Everything is complex algebraic.
Over a curve $C$ of genus $1$, let $V$ be a rank 2 vector bundle with $\deg \det(V)=1$, which is a nonsplit extension of $\mathcal{O}_C$ and $\mathcal{O}_C(p)$, where $p$ is a point on $C$. I'd like to show that if $L$ is a line bundle such that $V\otimes L\simeq V$ then $L^{\otimes 2}\simeq \mathcal{O}_C$.
Apparently, $\deg(L)=0$ by Chern class. So I only need $h^0(L^{\otimes 2})=1$ to finish. Please help.
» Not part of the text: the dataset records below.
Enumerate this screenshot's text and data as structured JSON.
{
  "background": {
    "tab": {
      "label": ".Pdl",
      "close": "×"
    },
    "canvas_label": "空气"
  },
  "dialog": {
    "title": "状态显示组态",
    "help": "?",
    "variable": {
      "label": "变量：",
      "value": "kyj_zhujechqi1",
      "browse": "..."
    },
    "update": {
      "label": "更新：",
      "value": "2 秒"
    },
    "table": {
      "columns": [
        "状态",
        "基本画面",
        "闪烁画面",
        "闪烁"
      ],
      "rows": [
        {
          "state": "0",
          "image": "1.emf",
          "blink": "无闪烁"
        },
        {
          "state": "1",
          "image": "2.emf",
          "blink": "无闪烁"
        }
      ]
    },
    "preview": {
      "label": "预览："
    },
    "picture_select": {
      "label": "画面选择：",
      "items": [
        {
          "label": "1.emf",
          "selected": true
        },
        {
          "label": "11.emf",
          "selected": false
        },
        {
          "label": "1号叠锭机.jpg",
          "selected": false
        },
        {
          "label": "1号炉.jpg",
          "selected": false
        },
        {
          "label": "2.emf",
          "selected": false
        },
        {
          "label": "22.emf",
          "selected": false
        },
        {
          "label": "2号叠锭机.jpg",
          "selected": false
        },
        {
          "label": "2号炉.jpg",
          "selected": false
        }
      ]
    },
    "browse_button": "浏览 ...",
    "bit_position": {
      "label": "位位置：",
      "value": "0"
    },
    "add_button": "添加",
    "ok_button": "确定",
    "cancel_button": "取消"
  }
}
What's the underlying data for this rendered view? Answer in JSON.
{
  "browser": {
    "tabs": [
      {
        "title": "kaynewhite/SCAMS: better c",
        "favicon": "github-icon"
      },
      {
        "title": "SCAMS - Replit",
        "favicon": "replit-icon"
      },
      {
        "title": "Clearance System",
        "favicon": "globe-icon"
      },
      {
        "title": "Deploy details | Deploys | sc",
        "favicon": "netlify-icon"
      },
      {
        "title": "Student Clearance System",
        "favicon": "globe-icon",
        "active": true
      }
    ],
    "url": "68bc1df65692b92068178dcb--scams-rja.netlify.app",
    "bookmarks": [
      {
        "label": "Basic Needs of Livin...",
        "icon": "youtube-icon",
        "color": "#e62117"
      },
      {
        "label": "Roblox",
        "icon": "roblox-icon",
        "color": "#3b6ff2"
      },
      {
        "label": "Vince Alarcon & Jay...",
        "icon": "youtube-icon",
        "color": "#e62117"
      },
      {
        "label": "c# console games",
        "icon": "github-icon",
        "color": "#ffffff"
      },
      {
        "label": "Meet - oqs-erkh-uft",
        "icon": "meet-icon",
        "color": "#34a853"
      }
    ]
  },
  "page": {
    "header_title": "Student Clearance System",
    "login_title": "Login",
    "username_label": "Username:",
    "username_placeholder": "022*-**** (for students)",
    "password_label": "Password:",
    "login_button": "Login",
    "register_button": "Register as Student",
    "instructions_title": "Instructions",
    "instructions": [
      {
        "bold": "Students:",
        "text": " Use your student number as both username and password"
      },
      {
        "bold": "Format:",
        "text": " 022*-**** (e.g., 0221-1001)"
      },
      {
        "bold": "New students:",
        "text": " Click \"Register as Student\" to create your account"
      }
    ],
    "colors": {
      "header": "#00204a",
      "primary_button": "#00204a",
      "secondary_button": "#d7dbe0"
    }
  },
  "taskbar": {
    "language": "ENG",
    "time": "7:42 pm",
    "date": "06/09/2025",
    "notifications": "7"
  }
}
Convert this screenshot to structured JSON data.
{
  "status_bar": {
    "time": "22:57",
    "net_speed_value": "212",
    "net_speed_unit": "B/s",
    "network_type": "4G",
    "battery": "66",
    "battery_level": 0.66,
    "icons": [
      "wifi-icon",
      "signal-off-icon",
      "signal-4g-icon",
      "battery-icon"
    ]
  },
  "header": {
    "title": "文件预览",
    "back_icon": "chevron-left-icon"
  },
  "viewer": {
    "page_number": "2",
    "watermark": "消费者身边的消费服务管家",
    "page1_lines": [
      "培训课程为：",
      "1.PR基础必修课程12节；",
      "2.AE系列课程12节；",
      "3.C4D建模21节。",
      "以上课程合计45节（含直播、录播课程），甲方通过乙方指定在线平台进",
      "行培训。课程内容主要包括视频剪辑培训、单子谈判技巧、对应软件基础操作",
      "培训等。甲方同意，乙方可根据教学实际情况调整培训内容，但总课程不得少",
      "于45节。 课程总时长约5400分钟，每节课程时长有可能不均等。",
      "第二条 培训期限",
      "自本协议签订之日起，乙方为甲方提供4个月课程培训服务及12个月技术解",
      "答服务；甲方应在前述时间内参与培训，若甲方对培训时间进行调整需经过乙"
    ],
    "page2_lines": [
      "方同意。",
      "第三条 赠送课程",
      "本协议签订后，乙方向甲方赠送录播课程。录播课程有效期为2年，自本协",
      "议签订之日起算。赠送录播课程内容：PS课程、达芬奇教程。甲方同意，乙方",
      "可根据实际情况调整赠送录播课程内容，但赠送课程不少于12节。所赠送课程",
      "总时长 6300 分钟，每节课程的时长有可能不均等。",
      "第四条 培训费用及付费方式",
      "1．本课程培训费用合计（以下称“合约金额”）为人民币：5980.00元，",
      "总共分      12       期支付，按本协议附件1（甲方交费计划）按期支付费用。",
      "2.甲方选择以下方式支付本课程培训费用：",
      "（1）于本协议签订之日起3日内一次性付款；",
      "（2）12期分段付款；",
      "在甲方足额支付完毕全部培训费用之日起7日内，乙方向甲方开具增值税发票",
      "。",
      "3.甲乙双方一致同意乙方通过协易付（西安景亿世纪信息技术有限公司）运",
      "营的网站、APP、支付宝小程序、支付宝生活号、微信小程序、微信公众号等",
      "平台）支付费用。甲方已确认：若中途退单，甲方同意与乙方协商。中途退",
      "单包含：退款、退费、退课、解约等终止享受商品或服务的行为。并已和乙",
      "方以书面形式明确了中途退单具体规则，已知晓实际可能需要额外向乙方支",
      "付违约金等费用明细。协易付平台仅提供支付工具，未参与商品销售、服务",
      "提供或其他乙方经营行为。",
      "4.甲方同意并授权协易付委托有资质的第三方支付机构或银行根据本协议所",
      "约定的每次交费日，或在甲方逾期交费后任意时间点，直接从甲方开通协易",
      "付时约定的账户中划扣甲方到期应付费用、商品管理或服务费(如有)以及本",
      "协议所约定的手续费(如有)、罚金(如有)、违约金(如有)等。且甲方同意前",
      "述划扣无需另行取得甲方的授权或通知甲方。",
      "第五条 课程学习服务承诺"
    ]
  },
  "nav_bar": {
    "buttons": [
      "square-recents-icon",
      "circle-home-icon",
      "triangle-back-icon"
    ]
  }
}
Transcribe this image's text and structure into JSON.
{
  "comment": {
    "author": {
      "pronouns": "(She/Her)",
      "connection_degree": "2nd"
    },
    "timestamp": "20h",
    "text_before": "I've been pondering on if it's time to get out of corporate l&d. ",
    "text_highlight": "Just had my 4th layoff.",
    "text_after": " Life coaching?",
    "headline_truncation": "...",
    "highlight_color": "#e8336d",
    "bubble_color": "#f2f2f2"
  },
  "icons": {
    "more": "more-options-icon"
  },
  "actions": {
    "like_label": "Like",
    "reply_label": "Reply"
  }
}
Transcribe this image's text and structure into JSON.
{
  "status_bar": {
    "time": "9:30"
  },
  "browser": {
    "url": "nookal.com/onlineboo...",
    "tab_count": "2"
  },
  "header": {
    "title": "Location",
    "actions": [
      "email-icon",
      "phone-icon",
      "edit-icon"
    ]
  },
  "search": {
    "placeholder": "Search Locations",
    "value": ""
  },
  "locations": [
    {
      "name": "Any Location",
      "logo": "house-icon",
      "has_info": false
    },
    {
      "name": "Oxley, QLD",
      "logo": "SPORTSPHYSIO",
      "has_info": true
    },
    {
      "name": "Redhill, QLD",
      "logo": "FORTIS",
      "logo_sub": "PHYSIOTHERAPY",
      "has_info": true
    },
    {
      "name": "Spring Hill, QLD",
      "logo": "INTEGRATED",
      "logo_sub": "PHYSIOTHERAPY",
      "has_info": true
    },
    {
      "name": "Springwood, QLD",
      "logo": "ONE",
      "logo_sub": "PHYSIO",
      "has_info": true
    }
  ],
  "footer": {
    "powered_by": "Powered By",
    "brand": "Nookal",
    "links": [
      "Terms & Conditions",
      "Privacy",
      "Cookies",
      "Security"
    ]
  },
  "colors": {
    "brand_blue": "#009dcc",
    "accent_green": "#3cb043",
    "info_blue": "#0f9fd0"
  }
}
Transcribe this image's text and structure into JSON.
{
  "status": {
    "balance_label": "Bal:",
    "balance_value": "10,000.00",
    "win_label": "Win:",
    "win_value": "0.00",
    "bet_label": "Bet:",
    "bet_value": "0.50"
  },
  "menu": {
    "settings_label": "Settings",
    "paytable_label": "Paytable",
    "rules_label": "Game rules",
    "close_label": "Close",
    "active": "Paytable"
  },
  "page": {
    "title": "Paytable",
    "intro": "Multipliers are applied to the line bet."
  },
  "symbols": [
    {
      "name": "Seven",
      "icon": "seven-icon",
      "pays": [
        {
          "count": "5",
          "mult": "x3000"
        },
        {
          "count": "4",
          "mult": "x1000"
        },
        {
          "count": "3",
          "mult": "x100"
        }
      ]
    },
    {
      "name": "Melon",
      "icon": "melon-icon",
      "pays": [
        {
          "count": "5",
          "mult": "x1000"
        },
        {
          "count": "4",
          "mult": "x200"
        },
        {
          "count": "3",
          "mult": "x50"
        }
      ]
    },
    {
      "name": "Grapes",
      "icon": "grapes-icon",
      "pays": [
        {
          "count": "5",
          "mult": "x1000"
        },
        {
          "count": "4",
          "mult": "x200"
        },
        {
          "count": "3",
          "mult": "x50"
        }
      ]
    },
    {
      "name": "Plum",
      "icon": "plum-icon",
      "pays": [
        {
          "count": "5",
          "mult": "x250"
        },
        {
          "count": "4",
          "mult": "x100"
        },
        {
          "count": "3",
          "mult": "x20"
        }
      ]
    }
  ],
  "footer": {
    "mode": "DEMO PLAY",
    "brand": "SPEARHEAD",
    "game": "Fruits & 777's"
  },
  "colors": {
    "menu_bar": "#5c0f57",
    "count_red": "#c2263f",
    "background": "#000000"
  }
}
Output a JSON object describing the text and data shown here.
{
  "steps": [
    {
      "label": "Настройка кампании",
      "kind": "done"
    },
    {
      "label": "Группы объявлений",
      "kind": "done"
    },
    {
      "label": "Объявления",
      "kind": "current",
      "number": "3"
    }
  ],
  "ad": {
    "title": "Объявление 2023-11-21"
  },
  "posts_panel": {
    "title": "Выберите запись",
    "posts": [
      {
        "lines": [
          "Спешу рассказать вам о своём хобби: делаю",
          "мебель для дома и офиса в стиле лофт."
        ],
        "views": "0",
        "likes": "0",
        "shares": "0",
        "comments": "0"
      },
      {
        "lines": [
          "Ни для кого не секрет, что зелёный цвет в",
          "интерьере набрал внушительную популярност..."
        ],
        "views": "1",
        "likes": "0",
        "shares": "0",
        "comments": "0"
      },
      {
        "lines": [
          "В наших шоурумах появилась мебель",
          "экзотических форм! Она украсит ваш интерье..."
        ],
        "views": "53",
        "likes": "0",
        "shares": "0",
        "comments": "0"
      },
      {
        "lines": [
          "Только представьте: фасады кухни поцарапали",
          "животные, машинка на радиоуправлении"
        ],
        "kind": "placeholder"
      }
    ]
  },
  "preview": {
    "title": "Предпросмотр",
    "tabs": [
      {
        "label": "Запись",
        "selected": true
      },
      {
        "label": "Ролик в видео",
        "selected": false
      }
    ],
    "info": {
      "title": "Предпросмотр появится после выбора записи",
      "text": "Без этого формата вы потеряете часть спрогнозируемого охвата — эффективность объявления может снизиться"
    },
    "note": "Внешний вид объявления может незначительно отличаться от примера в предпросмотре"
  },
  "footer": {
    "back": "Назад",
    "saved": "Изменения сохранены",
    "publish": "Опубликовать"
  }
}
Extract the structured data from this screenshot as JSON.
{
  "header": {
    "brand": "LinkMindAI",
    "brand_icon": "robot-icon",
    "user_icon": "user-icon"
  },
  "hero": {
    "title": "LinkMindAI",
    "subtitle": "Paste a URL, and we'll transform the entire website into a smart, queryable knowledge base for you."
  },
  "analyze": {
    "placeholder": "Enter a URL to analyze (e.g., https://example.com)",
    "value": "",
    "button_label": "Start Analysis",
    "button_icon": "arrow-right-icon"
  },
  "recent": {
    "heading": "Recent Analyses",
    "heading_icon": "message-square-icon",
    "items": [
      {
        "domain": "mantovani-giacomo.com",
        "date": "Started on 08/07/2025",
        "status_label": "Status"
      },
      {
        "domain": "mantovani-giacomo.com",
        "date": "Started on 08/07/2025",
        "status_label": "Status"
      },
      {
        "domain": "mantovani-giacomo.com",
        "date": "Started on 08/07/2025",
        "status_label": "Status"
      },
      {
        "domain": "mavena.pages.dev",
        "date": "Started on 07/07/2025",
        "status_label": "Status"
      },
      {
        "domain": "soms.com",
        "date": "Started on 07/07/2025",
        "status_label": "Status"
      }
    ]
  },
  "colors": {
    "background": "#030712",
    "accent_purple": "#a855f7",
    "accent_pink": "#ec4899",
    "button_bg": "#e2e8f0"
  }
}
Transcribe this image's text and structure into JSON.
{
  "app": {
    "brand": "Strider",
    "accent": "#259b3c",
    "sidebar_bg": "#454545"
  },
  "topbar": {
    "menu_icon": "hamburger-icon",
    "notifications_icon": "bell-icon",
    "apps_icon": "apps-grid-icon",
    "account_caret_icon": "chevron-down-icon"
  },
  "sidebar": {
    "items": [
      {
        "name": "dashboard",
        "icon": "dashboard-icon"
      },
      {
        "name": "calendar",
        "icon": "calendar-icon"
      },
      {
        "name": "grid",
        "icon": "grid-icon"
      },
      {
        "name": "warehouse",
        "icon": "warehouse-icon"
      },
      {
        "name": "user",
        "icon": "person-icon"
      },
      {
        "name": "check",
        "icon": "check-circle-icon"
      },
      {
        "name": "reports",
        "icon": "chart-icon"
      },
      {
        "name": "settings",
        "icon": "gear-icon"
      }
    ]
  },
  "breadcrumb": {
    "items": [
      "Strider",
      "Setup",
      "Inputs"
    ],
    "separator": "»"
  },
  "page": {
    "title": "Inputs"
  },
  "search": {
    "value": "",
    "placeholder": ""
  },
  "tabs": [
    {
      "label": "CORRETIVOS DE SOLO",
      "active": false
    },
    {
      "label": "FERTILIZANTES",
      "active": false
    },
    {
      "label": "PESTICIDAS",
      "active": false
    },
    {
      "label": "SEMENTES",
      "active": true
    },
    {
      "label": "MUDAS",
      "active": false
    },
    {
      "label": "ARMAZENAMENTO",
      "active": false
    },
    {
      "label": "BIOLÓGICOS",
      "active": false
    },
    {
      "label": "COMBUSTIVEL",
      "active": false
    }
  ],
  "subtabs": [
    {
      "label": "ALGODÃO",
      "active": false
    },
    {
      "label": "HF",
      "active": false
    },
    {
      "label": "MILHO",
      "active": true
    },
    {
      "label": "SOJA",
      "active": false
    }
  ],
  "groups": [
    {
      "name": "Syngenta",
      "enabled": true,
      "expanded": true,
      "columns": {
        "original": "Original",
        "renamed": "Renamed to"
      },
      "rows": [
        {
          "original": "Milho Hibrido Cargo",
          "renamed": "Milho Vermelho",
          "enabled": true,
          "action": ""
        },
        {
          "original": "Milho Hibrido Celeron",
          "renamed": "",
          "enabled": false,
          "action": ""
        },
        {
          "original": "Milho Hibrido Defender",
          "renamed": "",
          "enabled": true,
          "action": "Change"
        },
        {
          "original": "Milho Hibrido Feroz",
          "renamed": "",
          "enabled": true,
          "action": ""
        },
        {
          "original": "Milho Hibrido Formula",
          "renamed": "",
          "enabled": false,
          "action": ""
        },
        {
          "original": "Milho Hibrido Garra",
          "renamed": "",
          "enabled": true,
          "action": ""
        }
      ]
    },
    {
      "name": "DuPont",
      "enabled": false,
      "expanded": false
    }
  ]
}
Thank you very much.
In general, given two vector bundles $E,F$ of ranks $e,f$ on any variety $C$ we have the formula: $$\operatorname {det} (E\otimes F)= (\operatorname {det} E)^{\otimes f} \otimes (\operatorname {det} F)^{\otimes e} $$ where $\operatorname {det} E=\wedge^eE$ etc.
Applying this to the case at hand, we write $$ \operatorname {det}V \stackrel {\text{hyp}}{=} \operatorname {det}(V\otimes L) = \operatorname {det}V \otimes L^{\otimes 2} $$ so that by cancelling $ \operatorname {det}V$ we get the desired equality $$\mathcal O=L^{\otimes 2}$$